An efficient definition of efficiency
If you’re going to automate RFI management, you want to make it simple to do in the fewest possible clicks. Anything else defeats the purpose.
That view of efficiency is what drives the design of Newforma Project Cloud construction management software, which automates workflows related to RFI reviews and approvals, markups, and general communications. It’s a 100 percent web-based solution that can be set up and used in the same day. With all team members working from the same document and notified in real time when changes come through, no one – including the owner’s team – is left out of the loop. The system also logs every comment, redline and stamp for a complete project history.
Its streamlined process prevents mistakes in the first place. Its project record makes it easy for the different parties in a project to resolve differences. (One transparent RFI log, open to everyone, means fewer disputes.)
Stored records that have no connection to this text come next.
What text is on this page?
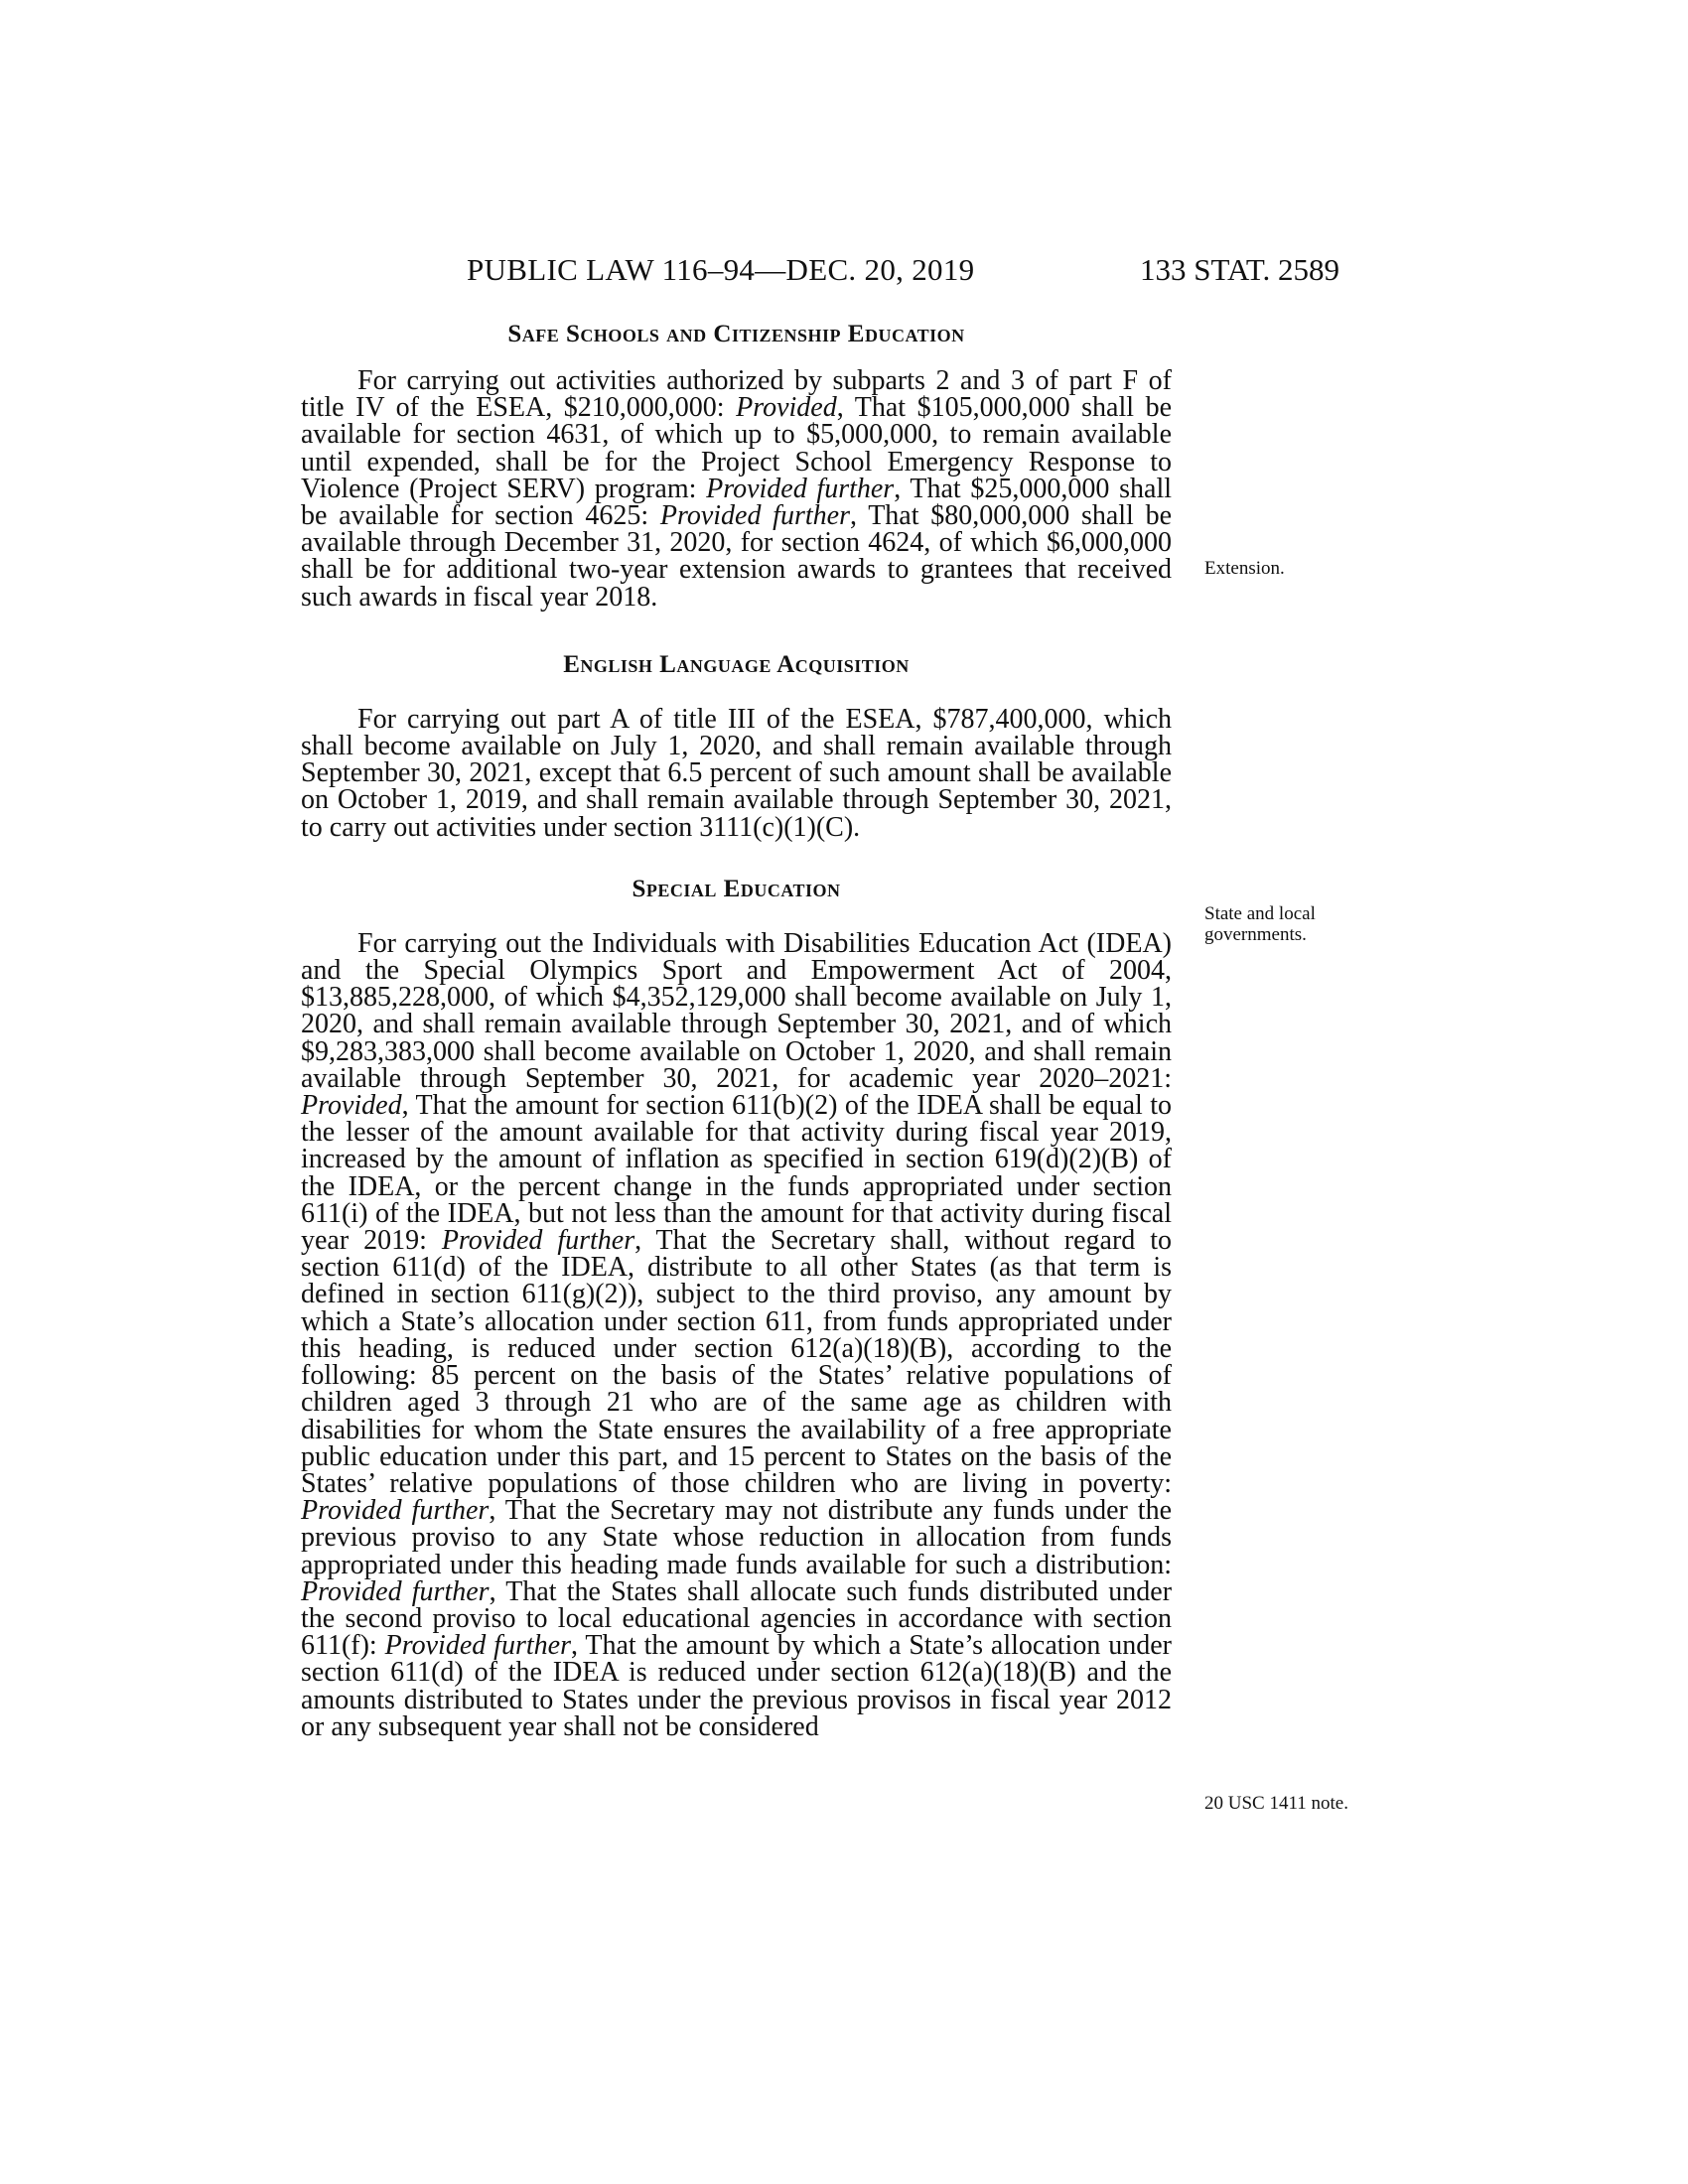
PUBLIC LAW 116–94—DEC. 20, 2019	133 STAT. 2589
Safe Schools and Citizenship Education

For carrying out activities authorized by subparts 2 and 3 of part F of title IV of the ESEA, $210,000,000: Provided, That $105,000,000 shall be available for section 4631, of which up to $5,000,000, to remain available until expended, shall be for the Project School Emergency Response to Violence (Project SERV) program: Provided further, That $25,000,000 shall be available for section 4625: Provided further, That $80,000,000 shall be available through December 31, 2020, for section 4624, of which $6,000,000 shall be for additional two-year extension awards to grantees that received such awards in fiscal year 2018.

English Language Acquisition

For carrying out part A of title III of the ESEA, $787,400,000, which shall become available on July 1, 2020, and shall remain available through September 30, 2021, except that 6.5 percent of such amount shall be available on October 1, 2019, and shall remain available through September 30, 2021, to carry out activities under section 3111(c)(1)(C).

Special Education

For carrying out the Individuals with Disabilities Education Act (IDEA) and the Special Olympics Sport and Empowerment Act of 2004, $13,885,228,000, of which $4,352,129,000 shall become available on July 1, 2020, and shall remain available through September 30, 2021, and of which $9,283,383,000 shall become available on October 1, 2020, and shall remain available through September 30, 2021, for academic year 2020–2021: Provided, That the amount for section 611(b)(2) of the IDEA shall be equal to the lesser of the amount available for that activity during fiscal year 2019, increased by the amount of inflation as specified in section 619(d)(2)(B) of the IDEA, or the percent change in the funds appropriated under section 611(i) of the IDEA, but not less than the amount for that activity during fiscal year 2019: Provided further, That the Secretary shall, without regard to section 611(d) of the IDEA, distribute to all other States (as that term is defined in section 611(g)(2)), subject to the third proviso, any amount by which a State’s allocation under section 611, from funds appropriated under this heading, is reduced under section 612(a)(18)(B), according to the following: 85 percent on the basis of the States’ relative populations of children aged 3 through 21 who are of the same age as children with disabilities for whom the State ensures the availability of a free appropriate public education under this part, and 15 percent to States on the basis of the States’ relative populations of those children who are living in poverty: Provided further, That the Secretary may not distribute any funds under the previous proviso to any State whose reduction in allocation from funds appropriated under this heading made funds available for such a distribution: Provided further, That the States shall allocate such funds distributed under the second proviso to local educational agencies in accordance with section 611(f): Provided further, That the amount by which a State’s allocation under section 611(d) of the IDEA is reduced under section 612(a)(18)(B) and the amounts distributed to States under the previous provisos in fiscal year 2012 or any subsequent year shall not be considered

Extension.
State and local governments.
20 USC 1411 note.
How streamlined RFIs play in real life
Mascaro Construction Company, who uses the Newforma Project Cloud, says the software is “incredibly useful in eliminating paperwork and improving turnaround time on RFIs and submittals” and slashes RFI turnaround time by 50 percent while pushing project information into the field as soon as updates occur. Doing so eliminates delays and removes the risk of tasks slipping through cracks.
Similarly, by cutting up to 40 percent from construction administration processing time, Lillibridge Healthcare Services, Inc. can “recapture as many as 10 hours a week to be on the site, answering questions and managing the project.”
Making owners happier
Project managers in these and other construction companies know that a single, easily accessible, authoritative source for working with RFIs and design documents in the field – regardless of location or device – goes a long way towards improving project efficiency and team productivity.
We might be some time from solving for all the challenges outlined in the McKinsey & Company report, but a more effective construction administration process, with prompt, well organized, thoroughly documented RFI responses, has an immediately measurable impact on avoiding delays; a fact that’s sure to be appreciated by the owner, as well as the rest of the project team.